Kommen wir nach Dwans All-In zum letzten Spieler, zu
Antonio Esfandiari mit Königen
Im ersten Setzumlauf gibt es an Esfandiaris Spielweise nicht das Mindeste auszusetzen.
Vor ihm raiste erst Negreanu und dann setzte der aggressive Dwan noch einen obendrauf, daher schadet es mit der zweitbesten Hand sicher nicht, den Pott erstens zu vergrößern und zweitens das Feld vielleicht auf einen Spieler zu reduzieren und die eigene Pot Equity zu erhöhen.
Interessant wird es für ihn allerdings, als Negreanu diese 4-bet im Sandwich callt und Dwan dann sogar noch per 5-bet All-In geht.
Schauen wir uns die Spektren seiner beiden Gegner an:
Negreanu hat hier eine starke, aber nicht überragende Hand wie TT, JJ, QQ oder gar AK, mit der er die weiteren Ereignisse abwarten will. Gegen dieses Spektrum schneiden Esfandiaris Könige sehr gut ab, doch es gibt ja noch Dwan.
Da Dwan schon All-In ist, spielt Negreanus Spektrum nur eine sekundäre Rolle. Die entscheidende Frage lautet also: Womit geht Dwan in dieser Situation All-In und wie schneiden Esfandiaris Könige gegen dieses Spektrum ab?
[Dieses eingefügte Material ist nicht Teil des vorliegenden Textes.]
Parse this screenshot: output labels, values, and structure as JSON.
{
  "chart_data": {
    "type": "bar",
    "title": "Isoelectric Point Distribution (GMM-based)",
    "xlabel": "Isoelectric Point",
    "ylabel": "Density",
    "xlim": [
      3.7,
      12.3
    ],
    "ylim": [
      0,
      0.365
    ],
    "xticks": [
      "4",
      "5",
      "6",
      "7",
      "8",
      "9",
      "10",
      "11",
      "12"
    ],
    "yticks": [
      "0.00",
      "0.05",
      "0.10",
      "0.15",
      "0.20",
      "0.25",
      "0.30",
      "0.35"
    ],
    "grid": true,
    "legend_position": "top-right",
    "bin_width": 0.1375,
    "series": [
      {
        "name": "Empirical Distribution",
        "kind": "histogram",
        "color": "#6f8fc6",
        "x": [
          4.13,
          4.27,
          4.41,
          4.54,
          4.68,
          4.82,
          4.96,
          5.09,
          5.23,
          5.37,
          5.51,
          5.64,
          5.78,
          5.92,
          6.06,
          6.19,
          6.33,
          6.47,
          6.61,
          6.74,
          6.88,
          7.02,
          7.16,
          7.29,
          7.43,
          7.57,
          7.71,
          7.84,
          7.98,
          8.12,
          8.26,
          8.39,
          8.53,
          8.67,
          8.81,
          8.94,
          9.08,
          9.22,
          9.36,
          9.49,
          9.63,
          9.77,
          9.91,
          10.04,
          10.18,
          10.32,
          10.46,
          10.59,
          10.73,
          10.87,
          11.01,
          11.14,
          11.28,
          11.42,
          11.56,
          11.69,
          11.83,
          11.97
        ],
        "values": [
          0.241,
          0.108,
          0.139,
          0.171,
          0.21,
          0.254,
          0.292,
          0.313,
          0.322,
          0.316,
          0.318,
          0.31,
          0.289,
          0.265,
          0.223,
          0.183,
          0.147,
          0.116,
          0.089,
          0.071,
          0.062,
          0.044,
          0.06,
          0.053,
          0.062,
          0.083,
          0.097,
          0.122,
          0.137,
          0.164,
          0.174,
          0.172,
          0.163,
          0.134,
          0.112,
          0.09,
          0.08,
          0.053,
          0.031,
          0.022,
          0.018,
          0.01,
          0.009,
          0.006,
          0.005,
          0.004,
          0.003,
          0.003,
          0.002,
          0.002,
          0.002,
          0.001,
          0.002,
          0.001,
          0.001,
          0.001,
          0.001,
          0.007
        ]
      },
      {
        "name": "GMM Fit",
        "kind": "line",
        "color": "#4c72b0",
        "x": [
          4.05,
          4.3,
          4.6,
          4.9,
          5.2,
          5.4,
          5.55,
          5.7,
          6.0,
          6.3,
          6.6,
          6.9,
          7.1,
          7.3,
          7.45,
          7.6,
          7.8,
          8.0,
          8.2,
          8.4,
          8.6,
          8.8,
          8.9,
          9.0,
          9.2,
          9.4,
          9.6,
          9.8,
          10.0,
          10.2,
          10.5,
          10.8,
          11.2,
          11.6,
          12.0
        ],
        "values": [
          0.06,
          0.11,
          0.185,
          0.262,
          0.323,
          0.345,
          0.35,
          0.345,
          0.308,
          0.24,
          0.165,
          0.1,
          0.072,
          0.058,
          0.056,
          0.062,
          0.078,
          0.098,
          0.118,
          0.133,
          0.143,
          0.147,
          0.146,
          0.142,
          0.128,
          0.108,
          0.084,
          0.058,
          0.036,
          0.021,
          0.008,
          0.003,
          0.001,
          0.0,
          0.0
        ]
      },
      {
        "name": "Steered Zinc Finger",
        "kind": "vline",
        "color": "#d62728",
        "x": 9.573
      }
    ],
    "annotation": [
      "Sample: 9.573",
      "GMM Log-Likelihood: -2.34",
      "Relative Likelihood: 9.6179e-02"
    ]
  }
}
Gehen wir von einem loosen (AA, KK, AK und QQ), einem tighten (AA, KK, AK) und einem sehr tighten (AA, KK) Spektrum aus und schauen uns an, wie Esfandiari dagegen abschneidet:
-Loose (AA, KK, AK und QQ): 55% Sieg, 5% Teilung, 40% Niederlage
-Tight (AA, KK, AK): 44% Sieg, 7% Teilung, 49% Niederlage
-Sehr tight (AA, KK): 16% Sieg, 14% Teilung, 70% Niederlage
Nun muss man natürlich noch berücksichtigen, dass Esfandiari in einen Pott mit $410.500 genau $287.000 investieren muss, also Pot Odds von 1,4 zu 1 bekommt. Er muss also in 41 Prozent der Fälle gewinnen, um positiv abzuschneiden.
Reicht das gegen Tom Dwan?
Ziemlich sicher, ja. Falls Dwan nicht nur mit AA und KK in dieser Situation All-In geht, ist Esfandiari immer im profitablen Bereich, doch eines ist jedem erfahrenen Cashgame-Spieler in dieser Situation gemeinsam: Man callt mit Königen nicht gern!
Fazit
In einer äußerst unglücklichen Situation verliert Antonio Esfandiari einen Monster-Pott mit fast $700.000, weil sein Gegner Tom Dwan kein Rock ist, der nur die Nuts spielt, sondern ein recht breites Spektrum hat.
Wieder einmal zeigt sich, dass Könige bei Stacks von deutlich über 100BB (in diesem Fall sogar 800BB) eine unangenehme Hand für Preflop-All-Ins sind.